Proc 3. Описать процедуру Mean(X, Y, AMean, GMean), вычисляющую среднее арифметическое AMean = (X +Y )/2 и среднее геометрическое \(GMean = \sqrt{X \cdot Y}\) двух положительных чисел X и Y (X и Y — входные, AMean и GMean — выходные параметры вещественного типа).

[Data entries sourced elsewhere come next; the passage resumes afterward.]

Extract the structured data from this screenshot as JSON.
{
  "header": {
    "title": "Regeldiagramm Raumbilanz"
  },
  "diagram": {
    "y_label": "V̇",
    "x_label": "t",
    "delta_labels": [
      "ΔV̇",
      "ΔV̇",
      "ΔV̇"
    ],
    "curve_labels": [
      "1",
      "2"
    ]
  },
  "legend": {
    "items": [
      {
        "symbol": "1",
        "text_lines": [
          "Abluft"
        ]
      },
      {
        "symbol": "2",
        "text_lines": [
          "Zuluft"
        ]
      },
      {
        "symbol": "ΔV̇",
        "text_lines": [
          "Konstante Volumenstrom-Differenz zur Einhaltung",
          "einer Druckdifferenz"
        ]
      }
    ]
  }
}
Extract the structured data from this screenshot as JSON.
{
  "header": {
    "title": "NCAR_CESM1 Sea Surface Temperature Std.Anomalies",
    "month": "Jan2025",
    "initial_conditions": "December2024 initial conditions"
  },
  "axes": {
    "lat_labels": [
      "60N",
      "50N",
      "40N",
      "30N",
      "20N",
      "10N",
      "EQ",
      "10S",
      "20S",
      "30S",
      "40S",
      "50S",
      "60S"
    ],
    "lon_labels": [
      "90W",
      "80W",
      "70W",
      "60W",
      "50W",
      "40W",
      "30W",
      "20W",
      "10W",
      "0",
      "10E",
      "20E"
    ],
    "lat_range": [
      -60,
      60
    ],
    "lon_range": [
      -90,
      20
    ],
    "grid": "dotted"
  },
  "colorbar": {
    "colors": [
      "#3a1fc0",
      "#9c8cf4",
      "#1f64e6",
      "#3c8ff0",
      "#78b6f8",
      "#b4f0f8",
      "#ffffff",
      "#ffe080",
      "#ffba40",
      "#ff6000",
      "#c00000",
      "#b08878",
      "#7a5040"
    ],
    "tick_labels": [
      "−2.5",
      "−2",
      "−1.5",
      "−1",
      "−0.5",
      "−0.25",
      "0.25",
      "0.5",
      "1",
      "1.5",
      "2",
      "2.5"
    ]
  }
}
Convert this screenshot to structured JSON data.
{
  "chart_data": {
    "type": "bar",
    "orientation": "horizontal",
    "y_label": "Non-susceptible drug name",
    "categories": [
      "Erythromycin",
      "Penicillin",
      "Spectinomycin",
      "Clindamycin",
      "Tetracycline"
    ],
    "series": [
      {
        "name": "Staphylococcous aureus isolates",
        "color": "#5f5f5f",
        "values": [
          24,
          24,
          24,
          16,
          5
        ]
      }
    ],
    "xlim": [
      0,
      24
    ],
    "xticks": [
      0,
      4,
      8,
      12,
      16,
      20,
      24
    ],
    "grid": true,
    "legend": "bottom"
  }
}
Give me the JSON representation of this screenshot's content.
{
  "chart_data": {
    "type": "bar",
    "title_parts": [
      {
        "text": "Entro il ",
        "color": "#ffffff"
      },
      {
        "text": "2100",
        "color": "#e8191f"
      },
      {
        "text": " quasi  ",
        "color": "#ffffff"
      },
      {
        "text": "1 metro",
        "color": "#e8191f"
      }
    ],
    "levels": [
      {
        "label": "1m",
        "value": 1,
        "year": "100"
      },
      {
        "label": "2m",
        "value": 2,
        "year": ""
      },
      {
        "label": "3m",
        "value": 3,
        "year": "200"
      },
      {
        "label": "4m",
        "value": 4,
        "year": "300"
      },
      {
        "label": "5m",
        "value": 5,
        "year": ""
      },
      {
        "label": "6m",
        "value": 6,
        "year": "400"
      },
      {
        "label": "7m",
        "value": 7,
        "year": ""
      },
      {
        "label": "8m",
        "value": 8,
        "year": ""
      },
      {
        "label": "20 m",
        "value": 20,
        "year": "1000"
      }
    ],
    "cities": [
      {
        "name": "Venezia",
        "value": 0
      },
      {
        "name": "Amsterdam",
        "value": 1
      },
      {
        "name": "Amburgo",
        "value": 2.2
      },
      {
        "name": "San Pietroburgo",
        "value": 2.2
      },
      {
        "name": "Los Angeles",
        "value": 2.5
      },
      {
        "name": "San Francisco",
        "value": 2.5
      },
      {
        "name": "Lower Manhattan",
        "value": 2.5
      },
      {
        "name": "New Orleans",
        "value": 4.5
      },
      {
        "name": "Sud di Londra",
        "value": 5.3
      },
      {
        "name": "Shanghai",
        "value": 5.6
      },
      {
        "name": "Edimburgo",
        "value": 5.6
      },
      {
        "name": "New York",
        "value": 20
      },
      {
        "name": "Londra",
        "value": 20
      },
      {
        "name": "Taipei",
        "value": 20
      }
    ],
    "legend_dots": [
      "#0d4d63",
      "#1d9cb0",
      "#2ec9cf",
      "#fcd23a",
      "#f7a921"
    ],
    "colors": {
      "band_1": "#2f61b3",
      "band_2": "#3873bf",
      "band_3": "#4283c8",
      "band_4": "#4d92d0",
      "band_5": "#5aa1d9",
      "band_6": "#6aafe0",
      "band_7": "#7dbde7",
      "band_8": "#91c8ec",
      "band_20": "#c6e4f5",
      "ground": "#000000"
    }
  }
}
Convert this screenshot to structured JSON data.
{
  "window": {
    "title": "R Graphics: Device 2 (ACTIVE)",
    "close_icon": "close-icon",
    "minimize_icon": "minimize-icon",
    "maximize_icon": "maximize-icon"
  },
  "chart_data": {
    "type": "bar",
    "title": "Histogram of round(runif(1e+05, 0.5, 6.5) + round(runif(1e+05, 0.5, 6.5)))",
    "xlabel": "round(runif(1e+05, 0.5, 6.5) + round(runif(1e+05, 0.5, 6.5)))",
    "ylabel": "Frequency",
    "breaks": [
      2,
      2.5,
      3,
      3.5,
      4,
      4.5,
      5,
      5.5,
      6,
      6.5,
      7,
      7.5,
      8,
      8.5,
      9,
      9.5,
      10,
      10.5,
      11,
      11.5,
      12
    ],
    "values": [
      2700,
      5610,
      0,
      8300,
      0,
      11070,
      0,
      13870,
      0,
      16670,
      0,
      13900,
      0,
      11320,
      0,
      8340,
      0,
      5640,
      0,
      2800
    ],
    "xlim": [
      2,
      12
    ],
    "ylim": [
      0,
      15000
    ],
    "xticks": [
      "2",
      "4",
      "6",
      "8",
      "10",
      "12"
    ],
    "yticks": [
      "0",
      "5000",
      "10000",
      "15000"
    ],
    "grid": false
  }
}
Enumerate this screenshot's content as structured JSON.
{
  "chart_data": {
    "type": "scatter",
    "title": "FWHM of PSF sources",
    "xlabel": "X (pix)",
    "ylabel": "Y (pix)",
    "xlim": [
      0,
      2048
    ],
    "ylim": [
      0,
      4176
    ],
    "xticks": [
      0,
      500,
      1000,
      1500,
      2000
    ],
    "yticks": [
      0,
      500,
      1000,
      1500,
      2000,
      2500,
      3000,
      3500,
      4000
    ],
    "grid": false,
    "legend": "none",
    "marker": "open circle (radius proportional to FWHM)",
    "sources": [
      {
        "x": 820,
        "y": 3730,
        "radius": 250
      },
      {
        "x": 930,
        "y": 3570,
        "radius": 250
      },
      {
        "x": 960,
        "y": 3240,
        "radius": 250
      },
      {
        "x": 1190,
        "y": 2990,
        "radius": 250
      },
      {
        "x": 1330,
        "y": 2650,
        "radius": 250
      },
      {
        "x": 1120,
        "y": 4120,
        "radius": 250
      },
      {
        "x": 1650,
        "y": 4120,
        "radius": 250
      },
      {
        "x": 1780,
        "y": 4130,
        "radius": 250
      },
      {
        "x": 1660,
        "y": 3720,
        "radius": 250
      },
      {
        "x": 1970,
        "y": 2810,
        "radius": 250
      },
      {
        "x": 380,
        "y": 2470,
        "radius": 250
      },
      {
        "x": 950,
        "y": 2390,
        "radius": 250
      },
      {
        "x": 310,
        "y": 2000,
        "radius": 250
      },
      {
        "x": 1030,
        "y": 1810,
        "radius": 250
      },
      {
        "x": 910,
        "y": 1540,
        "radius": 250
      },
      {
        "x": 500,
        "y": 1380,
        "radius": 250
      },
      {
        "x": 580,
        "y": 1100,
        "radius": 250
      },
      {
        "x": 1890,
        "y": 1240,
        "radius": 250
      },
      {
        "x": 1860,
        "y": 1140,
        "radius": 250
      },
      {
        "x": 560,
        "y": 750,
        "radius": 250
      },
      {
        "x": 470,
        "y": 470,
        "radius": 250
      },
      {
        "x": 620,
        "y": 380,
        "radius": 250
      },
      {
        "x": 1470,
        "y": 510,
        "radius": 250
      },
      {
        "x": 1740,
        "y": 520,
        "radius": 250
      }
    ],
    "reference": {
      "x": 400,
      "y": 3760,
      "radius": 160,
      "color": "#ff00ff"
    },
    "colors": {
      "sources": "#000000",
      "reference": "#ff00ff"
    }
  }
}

С помощью этой процедуры найти среднее арифметическое и среднее геометрическое для пар (A, B), (A, C), (A, D), если даны A, B, C, D.

Решение на Python 3

import random
import math

def Mean(X,Y,Result):
Result['AMean'] = (X + Y) / 2
Result['GMean'] = math.sqrt(X * Y)
return

R = {'AMean' : None, 'GMean' : None}
#A = random.uniform(-10,10)
A = random.randrange(0,10)
B = random.randrange(0,10)
C = random.randrange(0,10)
D = random.randrange(0,10)

print('A = ', A)
print('B = ', B)
print('C = ', C)
print('D = ', D)

print("(A,B)")
Mean(A,B,R)
print('AMean = ', R['AMean'])
print('GMean = ', R['GMean'])

print("(A,C)")
Mean(A,C,R)
print('AMean = ', R['AMean'])
print('GMean = ', R['GMean'])

print("(A,D)")
Mean(A,D,R)
print('AMean = ', R['AMean'])
print('GMean = ', R['GMean'])

Решение на C++

#include <bits/stdc++.h>
using namespace std;

void Mean(double X, double Y,
double &AMean, double &GMean) {
AMean = (X + Y) / 2.0;
GMean = sqrt(X * Y);
return;
}

int main() {
srand((int)time(0));
double a, b, c, d;
double AMean, GMean;

a = rand() % 20 + 1;
b = rand() % 20 + 1;
c = rand() % 20 + 1;
d = rand() % 20 + 1;
cout << "A = " << a << " : ";
cout << "B = " << b << " : ";
cout << "C = " << c << " : ";
cout << "D = " << d << endl;

Mean(a,b,AMean,GMean);
cout << endl <<"(A,B)" << endl;
cout << "AMean = " << AMean << " : ";
cout << "GMean = " << GMean << endl;

Mean(a,c,AMean,GMean);
cout << endl <<"(A,C)" << endl;
cout << "AMean = " << AMean << " : ";
cout << "GMean = " << GMean << endl;

Mean(a,d,AMean,GMean);
cout << endl <<"(A,D)" << endl;
cout << "AMean = " << AMean << " : ";
cout << "GMean = " << GMean << endl;

return 0;
}